Cozinha. Dois pés sobre uma bacia de alumínio. Uma mão envelhecida despeja uma chaleira cheia de água quente sobre dois pés femininos na bacia. A dona dos pés enrosca um pé no outro, massageando-os. O ÂNGULO ABRE E REVELA sentada numa cadeira ESMERALDA, a dona dos pés, uma mulher de uns 40 anos, bonita, mas que traz o rosto limpo de qualquer maquiagem ou traço de vaidade. Está vestida de forma vetusta. Ao seu lado está DALVINA, sua babá, uma velha senhora de traços rústicos e olhar suave e incisivo com a chaleira na mão. Ela tem um olhar distante e triste.


Cercada de valores morais rígidos, Esmeralda foi criada para seguir os caminhos de qualquer moça do interior: casar, ter filhos e virar uma dona de casa ou , no máximo, uma professora. Os pais de Esmeralda, Arminda e Artur, nunca pouparam esforços para dar à filha uma boa educação. Mas, por trás da menina de comportamento exemplar se escondia uma garota ousada, sonsa e dissimulada.

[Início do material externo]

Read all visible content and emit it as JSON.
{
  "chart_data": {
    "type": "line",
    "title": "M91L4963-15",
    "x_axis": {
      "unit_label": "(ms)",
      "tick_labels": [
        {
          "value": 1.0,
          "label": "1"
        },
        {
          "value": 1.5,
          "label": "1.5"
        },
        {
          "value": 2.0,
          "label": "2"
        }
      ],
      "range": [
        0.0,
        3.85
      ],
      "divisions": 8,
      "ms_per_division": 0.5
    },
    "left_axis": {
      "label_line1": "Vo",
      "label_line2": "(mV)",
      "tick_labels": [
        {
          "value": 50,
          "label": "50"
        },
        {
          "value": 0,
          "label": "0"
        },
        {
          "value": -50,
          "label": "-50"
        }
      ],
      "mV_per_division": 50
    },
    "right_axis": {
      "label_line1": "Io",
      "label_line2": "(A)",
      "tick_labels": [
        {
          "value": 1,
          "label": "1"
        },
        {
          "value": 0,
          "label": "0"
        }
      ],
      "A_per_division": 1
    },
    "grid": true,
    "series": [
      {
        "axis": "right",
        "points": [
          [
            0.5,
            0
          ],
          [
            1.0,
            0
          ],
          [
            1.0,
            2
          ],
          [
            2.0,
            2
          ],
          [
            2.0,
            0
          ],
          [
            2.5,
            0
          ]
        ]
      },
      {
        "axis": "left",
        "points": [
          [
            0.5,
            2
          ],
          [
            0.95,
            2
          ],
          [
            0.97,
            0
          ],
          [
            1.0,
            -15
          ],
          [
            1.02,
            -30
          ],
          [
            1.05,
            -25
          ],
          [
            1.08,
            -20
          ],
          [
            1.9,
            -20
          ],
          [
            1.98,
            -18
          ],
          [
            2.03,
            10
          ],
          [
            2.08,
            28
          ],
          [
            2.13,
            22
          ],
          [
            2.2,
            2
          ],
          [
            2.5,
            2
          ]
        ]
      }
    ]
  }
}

Essa faceta de Esmeralda só era percebida por sua velha babá, Dalvina, mas que, por um estranho instinto de proteção, nunca revelara nada aos patrões.


Bom Jesus se torna pequena para abrigar todos os desejos de Esmeralda e ela acaba se mudando para Salvador com os pais. Na capital, não demora muito a abandonar a casa paterna e passa a viver uma vida envolta em mistérios e contradições. Aos poucos vamos conhecendo o lado oculto da vida de nossa protagonista e descobrindo que ela se tornara amante e testa de ferro de um dos políticos corruptos da Era Collor, o deputado Olavinho Pessoa.


Chega um momento em que Esmeralda deseja realmente mudar de vida. Ela acredita que um filho pode lhe ajudar a resgatar sua fé, suas raízes e seus valores familiares. O momento, no entanto, não é o mais adequado para sua transformação. A notícia de sua gravidez chega junto com a descoberta da imprensa do escândalo político envolvendo seu amante. O deputado reage com violência e, depois de espancá-la, a expulsa de seu apartamento e de sua vida. Sem um tostão e depois de ter perdido o bebê, só resta uma alternativa para Esmeralda: retornar a Bom Jesus, para onde sua mãe e a babá voltaram depois da morte de Artur. Arminda recebe com carinho a filha pródiga. Já Dalvina se preocupa com as marcas de espancamento no rosto de Esmeralda camufladas pelos óculos escuros.

Esmeralda promete às duas que irá se reconciliar com a fé que sempre renegara. Faz uma peregrinação até as grutas e depois de passar horas rezando no santuário, desmaia. Quando acorda, depois de passar alguns dias no hospital, Esmeralda não parece a mesma pessoa. Dessa vez ela surpreende e convence até mesmo Dalvina com sua mudança.


CENA FINAL

Dalvina sentada no sofá bordando olha Esmeralda ao piano tocando e acaba adormecendo.
Esmeralda olha no relógio, se levanta , passa por Dalvina que está dormindo no sofá diante da TV com o bordado em seu colo.
Esmeralda Sai, vai até a porta dos fundos, solta o cabelo no caminho, abre a porta, e deixa entrar um RAPAZ de 20 anos. Cruza a sala pisando leve e conduzindo o jovem para o quarto. Os dois entram e ela fecha a porta.(Tempo).

 

DOCUMENTÁRIO

O enfoque documental dessa narrativa será os romeiros e suas relações com a fé; os sonhos e valores de uma jovem nascida numa cidade interiorana e o ponto de vista de mulheres que levam uma vida profana numa cidade cercada de religiosidade.